С Гломгольдом за это время они только пару раз перекинулись сдержанными приветствиями — заговорить первым у Скруджа не хватало духу, а сам Флинтхарт явно не хотел ничего обсуждать, демонстративно ускоряя шаг, стоило Макдаку двинуться в его направлении. Незаметно для себя Скрудж всё чаще засиживался в своём офисе, чтоб на пути домой пересечься с идущим по своим делам соперником, но, казалось, Флинтхарт не обращал никакого внимания на миллиардера.
Скрудж отогнал мысли о Гломгольде и принялся изучать контракты. Руки подрагивали, прежде чем поставить нужную подпись. Макдак злился на себя, свою необъяснимую слабость и странную щемящую боль за рёбрами.
Внезапно дверь над лестницей открылась, и на пороге показались Билли и Дилли. Вилли стоял чуть поодаль, за спинами братьев.
— Что с тобой, дядя Скрудж?
— Мы хотим помочь, дядя Скрудж, — почти одновременно произнесли встревоженные дети.
— Извините, мальчики, я хочу побыть один.
Племянники многозначительно переглянулись, но вслух ничего не сказали, молча закрыв за собой дверь. Кабинет наполнила звенящая тишина. Скрудж разжал пальцы, и бумаги выскочили из рук, разлетевшись по полу.

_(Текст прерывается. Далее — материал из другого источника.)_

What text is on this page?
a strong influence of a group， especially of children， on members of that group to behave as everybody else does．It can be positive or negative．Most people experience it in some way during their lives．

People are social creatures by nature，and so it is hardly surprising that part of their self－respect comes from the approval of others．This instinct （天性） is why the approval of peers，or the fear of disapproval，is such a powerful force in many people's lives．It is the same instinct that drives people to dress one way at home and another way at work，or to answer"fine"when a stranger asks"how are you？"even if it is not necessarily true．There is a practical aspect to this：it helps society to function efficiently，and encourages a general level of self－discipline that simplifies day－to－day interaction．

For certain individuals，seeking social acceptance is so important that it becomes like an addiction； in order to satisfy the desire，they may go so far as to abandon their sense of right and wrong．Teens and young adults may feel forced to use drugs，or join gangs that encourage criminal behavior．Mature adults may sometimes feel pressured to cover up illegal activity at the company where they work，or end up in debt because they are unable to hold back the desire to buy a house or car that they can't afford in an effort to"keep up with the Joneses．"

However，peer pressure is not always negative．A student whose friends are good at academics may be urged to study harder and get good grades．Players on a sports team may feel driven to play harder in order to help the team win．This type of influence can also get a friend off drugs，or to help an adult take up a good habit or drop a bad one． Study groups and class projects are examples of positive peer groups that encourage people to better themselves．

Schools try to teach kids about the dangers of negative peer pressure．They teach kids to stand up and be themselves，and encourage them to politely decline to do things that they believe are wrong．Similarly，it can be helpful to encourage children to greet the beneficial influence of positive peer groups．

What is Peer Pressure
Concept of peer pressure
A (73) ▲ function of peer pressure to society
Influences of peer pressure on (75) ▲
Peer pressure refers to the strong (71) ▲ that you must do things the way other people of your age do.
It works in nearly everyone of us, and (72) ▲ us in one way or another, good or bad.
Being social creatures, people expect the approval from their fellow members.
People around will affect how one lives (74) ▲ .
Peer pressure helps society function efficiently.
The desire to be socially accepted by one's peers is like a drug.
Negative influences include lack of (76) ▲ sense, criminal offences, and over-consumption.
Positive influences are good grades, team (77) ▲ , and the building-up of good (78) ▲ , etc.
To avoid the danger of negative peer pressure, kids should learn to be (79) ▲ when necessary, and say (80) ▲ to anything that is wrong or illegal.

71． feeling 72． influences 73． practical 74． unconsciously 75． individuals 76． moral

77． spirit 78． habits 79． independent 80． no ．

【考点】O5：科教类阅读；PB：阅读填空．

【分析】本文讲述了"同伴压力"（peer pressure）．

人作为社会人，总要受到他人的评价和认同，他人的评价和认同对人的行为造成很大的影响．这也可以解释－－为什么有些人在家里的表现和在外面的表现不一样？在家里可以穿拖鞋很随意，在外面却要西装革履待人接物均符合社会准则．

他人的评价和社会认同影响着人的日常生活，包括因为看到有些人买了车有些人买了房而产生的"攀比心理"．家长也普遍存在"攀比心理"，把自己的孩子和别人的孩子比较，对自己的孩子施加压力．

На душе было паршиво. Чего-то не хватало, и не хватало так сильно, что с каждой секундой непонятная тоска нарастала, грозя заполонить собой весь окружающий мир.
Выругавшись, селезень надел цилиндр и вышел в холл.
— К ужину меня не ждите, Дакворт, — предупредил он, надевая цилиндр.
— Как скажете, сэр, — развёл руками дворецкий.
Макдак вышел из особняка. Сзади него громко хлопнули двери.
Селезень не заметил, как ноги привели его в самый отдалённый район Даксбурга, прямо к дому второго богача. Серые каменные стены здания оплетали ветви ежевики, усыпанные острыми шипами. На мгновение Макдаку показалось, что эти шипы сейчас вопьются прямо в его грудь.
Потоптавшись на месте, Скрудж вздохнул и направился к входу.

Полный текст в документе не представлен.